İnci Aral'dan Fatoş Güney'e cevap

İnci Aral'dan Fatoş Güney'e cevap
'Sevgili' romanıyla ilgili yaşanan polemikte son perde: Fatoş Güney de bir kitap hazırlığındaymış. Benimki çıktıktan sonra 'şimdi bunu kimse okumaz' diye endişe etmiştir.

KÜLTÜR SANAT - Geçtiğimiz hafta gündeme gelen İnci Aral’ın Yılmaz Güney’in yaşamına ilişkin olarak kaleme aldığı romanı ‘Sevgili’ kendisi ile Fatoş Güney arasında davalık bir soruna dönüştü. Kitabın yayıncısı Kırmızı Kedi Kitapevi yaptığı basın açıklaması ile Güney’in iddia ettiği ve dava konusu olan kitabın öykülerinin kendisinden habersiz kendi bilgileri doğrultusunda kullanıldığı tezine itiraz etti. Bu gelişmeler doğrultusunda İnci Aral ile roportaj yapan DHA'nın haberine göre İnci Aral,  20 yıldır dost oldukları Fatoş Güney ile oluşan bu duruma karşılık üzgün olduğunu dile getirdi. 

Fatoş Güney’in en temel suçlaması olan kendisine verilen özel belgelerin romanda izinsiz kullanılmasına ilişkin yanıt veren Aral, "Eğer bir belge olsaydı daha önce dava açabilirdi. Beni filminin galasına da çağırmaz ve daha önce çıkardığı kitabını bana imzalamazdı" dedi.
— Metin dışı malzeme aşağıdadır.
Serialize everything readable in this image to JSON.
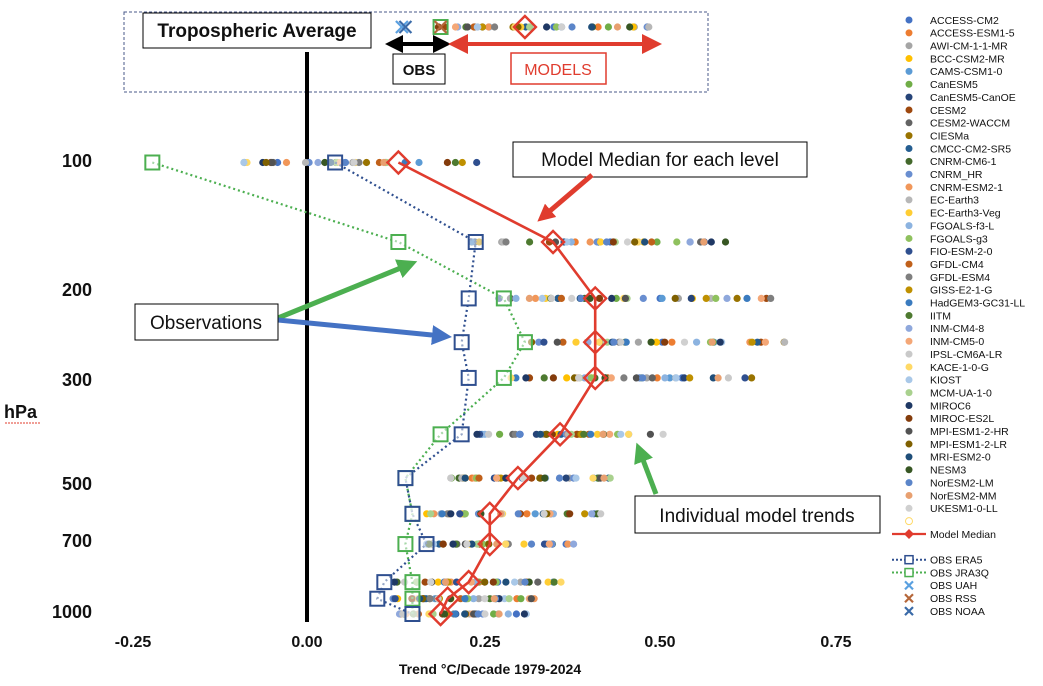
{
  "chart_data": {
    "type": "scatter",
    "title": "",
    "xlabel": "Trend °C/Decade 1979-2024",
    "ylabel": "hPa",
    "xlim": [
      -0.25,
      0.82
    ],
    "x_ticks": [
      "-0.25",
      "0.00",
      "0.25",
      "0.50",
      "0.75"
    ],
    "y_scale": "log",
    "y_ticks": [
      "100",
      "200",
      "300",
      "500",
      "700",
      "1000"
    ],
    "legend_position": "right",
    "levels_hpa": [
      100,
      150,
      200,
      250,
      300,
      400,
      500,
      600,
      700,
      850,
      925,
      1000
    ],
    "model_names": [
      "ACCESS-CM2",
      "ACCESS-ESM1-5",
      "AWI-CM-1-1-MR",
      "BCC-CSM2-MR",
      "CAMS-CSM1-0",
      "CanESM5",
      "CanESM5-CanOE",
      "CESM2",
      "CESM2-WACCM",
      "CIESMa",
      "CMCC-CM2-SR5",
      "CNRM-CM6-1",
      "CNRM_HR",
      "CNRM-ESM2-1",
      "EC-Earth3",
      "EC-Earth3-Veg",
      "FGOALS-f3-L",
      "FGOALS-g3",
      "FIO-ESM-2-0",
      "GFDL-CM4",
      "GFDL-ESM4",
      "GISS-E2-1-G",
      "HadGEM3-GC31-LL",
      "IITM",
      "INM-CM4-8",
      "INM-CM5-0",
      "IPSL-CM6A-LR",
      "KACE-1-0-G",
      "KIOST",
      "MCM-UA-1-0",
      "MIROC6",
      "MIROC-ES2L",
      "MPI-ESM1-2-HR",
      "MPI-ESM1-2-LR",
      "MRI-ESM2-0",
      "NESM3",
      "NorESM2-LM",
      "NorESM2-MM",
      "UKESM1-0-LL"
    ],
    "model_colors": [
      "#4472c4",
      "#ed7d31",
      "#a5a5a5",
      "#ffc000",
      "#5b9bd5",
      "#70ad47",
      "#264478",
      "#9e480e",
      "#636363",
      "#997300",
      "#255e91",
      "#43682b",
      "#698ed0",
      "#f1975a",
      "#b7b7b7",
      "#ffcd33",
      "#8cb3e0",
      "#8fc15e",
      "#2f4f8f",
      "#c0601a",
      "#7f7f7f",
      "#bf9000",
      "#3a7bbf",
      "#4e7a30",
      "#8fa8dc",
      "#f4a777",
      "#c9c9c9",
      "#ffd966",
      "#a9c8e8",
      "#a9d18e",
      "#1f3864",
      "#843c0c",
      "#525252",
      "#7f6000",
      "#1f4e79",
      "#375623",
      "#5b85c9",
      "#e8a070",
      "#d0d0d0"
    ],
    "model_ranges": [
      {
        "p": 100,
        "min": -0.09,
        "max": 0.25
      },
      {
        "p": 150,
        "min": 0.23,
        "max": 0.6
      },
      {
        "p": 200,
        "min": 0.26,
        "max": 0.67
      },
      {
        "p": 250,
        "min": 0.31,
        "max": 0.69
      },
      {
        "p": 300,
        "min": 0.29,
        "max": 0.65
      },
      {
        "p": 400,
        "min": 0.22,
        "max": 0.52
      },
      {
        "p": 500,
        "min": 0.2,
        "max": 0.44
      },
      {
        "p": 600,
        "min": 0.17,
        "max": 0.42
      },
      {
        "p": 700,
        "min": 0.17,
        "max": 0.38
      },
      {
        "p": 850,
        "min": 0.12,
        "max": 0.37
      },
      {
        "p": 925,
        "min": 0.12,
        "max": 0.33
      },
      {
        "p": 1000,
        "min": 0.13,
        "max": 0.32
      }
    ],
    "tropospheric_models": {
      "min": 0.17,
      "max": 0.49
    },
    "series": [
      {
        "name": "Model Median",
        "x": [
          0.13,
          0.35,
          0.41,
          0.41,
          0.41,
          0.36,
          0.3,
          0.26,
          0.26,
          0.23,
          0.2,
          0.19
        ],
        "y": [
          100,
          150,
          200,
          250,
          300,
          400,
          500,
          600,
          700,
          850,
          925,
          1000
        ],
        "tropospheric": 0.31
      },
      {
        "name": "OBS ERA5",
        "x": [
          0.04,
          0.24,
          0.23,
          0.22,
          0.23,
          0.22,
          0.14,
          0.15,
          0.17,
          0.11,
          0.1,
          0.15
        ],
        "y": [
          100,
          150,
          200,
          250,
          300,
          400,
          500,
          600,
          700,
          850,
          925,
          1000
        ]
      },
      {
        "name": "OBS JRA3Q",
        "x": [
          -0.22,
          0.13,
          0.28,
          0.31,
          0.28,
          0.19,
          0.14,
          0.15,
          0.14,
          0.15,
          0.15,
          0.15
        ],
        "y": [
          100,
          150,
          200,
          250,
          300,
          400,
          500,
          600,
          700,
          850,
          925,
          1000
        ],
        "tropospheric": 0.19
      },
      {
        "name": "OBS UAH",
        "tropospheric": 0.135
      },
      {
        "name": "OBS RSS",
        "tropospheric": 0.19
      },
      {
        "name": "OBS NOAA",
        "tropospheric": 0.14
      }
    ],
    "colors": {
      "median": "#e03c2e",
      "era5": "#2f4f8f",
      "jra3q": "#4caf50",
      "uah": "#5aa0e0",
      "rss": "#b5673a",
      "noaa": "#3a6aa8"
    },
    "legend": {
      "model_median": "Model Median",
      "obs_era5": "OBS ERA5",
      "obs_jra3q": "OBS JRA3Q",
      "obs_uah": "OBS UAH",
      "obs_rss": "OBS RSS",
      "obs_noaa": "OBS NOAA"
    },
    "annotations": {
      "tropospheric_average": "Tropospheric Average",
      "obs": "OBS",
      "models": "MODELS",
      "model_median_label": "Model Median for each level",
      "observations": "Observations",
      "individual_model_trends": "Individual model trends"
    }
  }
}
Yaklaşık 20 yıldan bu yana dostluklarına değinen ve Tuncay Kurtis aracılığı ile tanıştıklarını belirten Aral, roman fikrinin de o yıllarda oluştuğunu söyledi. Bir senaryo çalışması olarak Güney ile birlikte başladıkları senaryo yazım sürecinde, ‘O zaman Yılmaz Güney hakkında bilinmeyen, henüz kamuoyunun çok fazla bilmediği, bazı özel saydığı bilgileri bana verdi senaryoda kullanmamız için. Bunlar bana sözlü olarak anlatılmış şeylerdi. Burada bir belge, mektup ya da iddia edildiği gibi bir senaryo taslağı, hiçbir şey yoktu. Ben önce 40-50 sayfalık bir film hikâyesi yazdım. Fatoş hanım okudu ve onun üzerine de bunu senaryo olarak çalışmaya başladık.’  dedi.

Senaryo çalışması sırasında Yılmaz Güney’in yaşamının roman konusu olarak da etkileyici olacağını fark eden Aral, Fatoş Güney’e roman yazmak istediğini belirtir, ‘O da bana 'Ben de yazacağım' dedi. 'Tamam, sen de yaz. Ben bir romancıyım. Ben bir roman olarak anlatmak istiyorum. Sen de ne tür istersen öyle yap. Farklı bakışlarımız olacaktır.' diye konuştuk. Hatta bunu şu salonda konuştuk. 'O zaman gerçek ismini kullanma' dedi. Zaten kullanmam, senaryoda bile kullanmamıştık. Ama hikâyenin bir Yılmaz Güney hikâyesi olduğunu biraz bilen herkes zaten görebilir, anlayabilir. Hiçbir romanımda da kullanmam ben gerçek isimleri.

Kitabı yazarken pek çok başka kaynaktan da yararlandığını belirten Aral, Yılmaz Güney varolan diğer kaynaklardan da yararlandığını belirtti.  Aral DHA’ya yaptığı açıklamada Fatoş Güney’i çok sevdiğini, böyle davranmasına bir anlam veremediğini söyleyip, ‘Niçin olduğunu şöyle yorumluyorum, kendisi de bir kitap hazırlığındaymış ama o kitap benimki çıktıktan sonra 'Şimdi bunu kimse okumaz. Elimde kaldı çöpe gidecek' diye endişe etmiştir. Bir telefon konuşması yaptık. Ben de öyle olmayacağını, onun benim dışardan bakarak anlattıklarımın çok çok fazlasını bildiğini söyledim… Bu bir roman. Herkes yazabilir. Yılmaz Güney üzerine zaten bir sürü araştırma var. Bir sürü görüş var. Kitaplar var. Ben bunlardan yararlandım ve 'Benim senaryomu çaldı, üzerine yazdı' gibi bir şey söz konusu bile değil. Senaryo da onun değil. Senaryoyu da ben yazdım zaten. Böyle çelişkilerle dolu bir ifade var ortada.’ dedi.